In this regard it is to be noted that inefficient rectification of the output not only increases operating costs but also results in heat dissipation requiring that the physical size of the power supply be increased. This, of course, militates against the very reason for using high frequency in the first place: namely to reduce the size of the power supply. Therefore the conventional approach to rectification, which is widely applied in other systems, is not suitable for halogen lighting due to the use of low voltages and hence high currents and the necessity of keeping power losses down so as to enable a small physical size.
In one popular arrangement, the low-voltage power is applied to two uninsulated conductors in the form of cables or rigid rails to which the lamps are attached. Such an arrangement is subject to the hazard that an electrically conductive short, particularly a thin wire, which is accidentally applied between the two conductors may conduct potentially large currents. The resultant heating of the wire constitutes a fire hazard. This situation manifests itself as an increase in current which may either be detected using a fuse which bums out when the heating effect of the current flow exceeds an allowed threshold, by a heat-sensitive electronic device, or by a more sophisticated current sensing element which is more directly responsive the current flow. For example, U.S. Pat. No. 5,523,653 discloses a low voltage lighting fixture connected to an isolation step-down transformer.

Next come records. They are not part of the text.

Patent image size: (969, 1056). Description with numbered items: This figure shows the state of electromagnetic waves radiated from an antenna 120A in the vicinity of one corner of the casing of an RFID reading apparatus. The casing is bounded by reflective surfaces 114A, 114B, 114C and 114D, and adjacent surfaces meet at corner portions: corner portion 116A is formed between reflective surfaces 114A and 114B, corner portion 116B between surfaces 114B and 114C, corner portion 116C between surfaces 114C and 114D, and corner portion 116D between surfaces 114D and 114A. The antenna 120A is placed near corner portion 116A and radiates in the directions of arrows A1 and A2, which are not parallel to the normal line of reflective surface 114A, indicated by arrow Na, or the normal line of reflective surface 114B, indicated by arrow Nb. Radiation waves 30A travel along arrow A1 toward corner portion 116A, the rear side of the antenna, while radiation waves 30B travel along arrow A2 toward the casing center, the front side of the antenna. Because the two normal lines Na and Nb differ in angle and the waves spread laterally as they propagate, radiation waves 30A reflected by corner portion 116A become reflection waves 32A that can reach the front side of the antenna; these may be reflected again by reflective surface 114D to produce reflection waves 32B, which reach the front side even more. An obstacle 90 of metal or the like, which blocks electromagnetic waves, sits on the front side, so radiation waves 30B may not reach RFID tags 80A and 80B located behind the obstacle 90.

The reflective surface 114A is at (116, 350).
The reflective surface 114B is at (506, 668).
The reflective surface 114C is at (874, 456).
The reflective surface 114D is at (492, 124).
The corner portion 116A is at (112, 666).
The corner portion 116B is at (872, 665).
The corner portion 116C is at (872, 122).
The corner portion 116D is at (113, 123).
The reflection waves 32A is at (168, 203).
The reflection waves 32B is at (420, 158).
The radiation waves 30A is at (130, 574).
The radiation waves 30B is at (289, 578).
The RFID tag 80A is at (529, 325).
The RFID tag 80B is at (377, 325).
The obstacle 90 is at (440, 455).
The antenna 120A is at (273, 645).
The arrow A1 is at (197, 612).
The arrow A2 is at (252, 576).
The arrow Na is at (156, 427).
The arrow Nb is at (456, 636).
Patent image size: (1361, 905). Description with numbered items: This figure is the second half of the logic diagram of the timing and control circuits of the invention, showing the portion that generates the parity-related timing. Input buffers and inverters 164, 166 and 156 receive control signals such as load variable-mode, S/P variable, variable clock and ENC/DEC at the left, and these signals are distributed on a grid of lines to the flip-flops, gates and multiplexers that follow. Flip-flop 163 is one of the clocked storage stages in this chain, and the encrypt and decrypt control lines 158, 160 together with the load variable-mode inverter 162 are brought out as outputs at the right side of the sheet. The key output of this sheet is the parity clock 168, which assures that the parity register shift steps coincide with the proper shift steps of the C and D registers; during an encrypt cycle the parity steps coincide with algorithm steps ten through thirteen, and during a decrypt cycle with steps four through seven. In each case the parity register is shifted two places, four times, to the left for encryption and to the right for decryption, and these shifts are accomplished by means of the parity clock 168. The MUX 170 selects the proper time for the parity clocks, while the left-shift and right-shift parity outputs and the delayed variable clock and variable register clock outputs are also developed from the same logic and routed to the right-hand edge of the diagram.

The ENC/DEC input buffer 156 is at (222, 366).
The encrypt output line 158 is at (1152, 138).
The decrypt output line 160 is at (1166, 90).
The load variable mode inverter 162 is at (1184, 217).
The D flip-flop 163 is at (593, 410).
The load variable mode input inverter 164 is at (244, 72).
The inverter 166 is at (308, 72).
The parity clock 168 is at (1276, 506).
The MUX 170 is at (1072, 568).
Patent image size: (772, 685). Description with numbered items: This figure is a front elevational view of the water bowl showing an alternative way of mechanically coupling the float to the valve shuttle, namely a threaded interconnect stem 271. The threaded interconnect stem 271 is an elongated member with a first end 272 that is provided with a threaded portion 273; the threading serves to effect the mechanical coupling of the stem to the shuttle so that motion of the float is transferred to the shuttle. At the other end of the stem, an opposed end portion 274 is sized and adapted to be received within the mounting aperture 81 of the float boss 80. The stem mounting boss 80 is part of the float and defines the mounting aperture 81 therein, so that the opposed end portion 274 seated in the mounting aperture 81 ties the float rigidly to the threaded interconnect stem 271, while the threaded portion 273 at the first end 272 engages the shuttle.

The fixture is protected from limited or maximum short circuit conditions by monitoring the secondary current of the step-down transformer until a fault is detected, whereupon the protection circuit de-energizes the primary of the transformer.
None of these solutions is entirely satisfactory because none operates instantaneously when the power rating of the load connected to the supply exceeds the power rating of the supply itself. Specifically, even in the more sophisticated case where current itself is monitored, since the supply voltage is alternating, the current must climb from zero to the danger threshold before the protection element can operate. Even in this brief time interval during the 50/60 Hz cycle, the electrically conductive short can reach dangerous temperatures.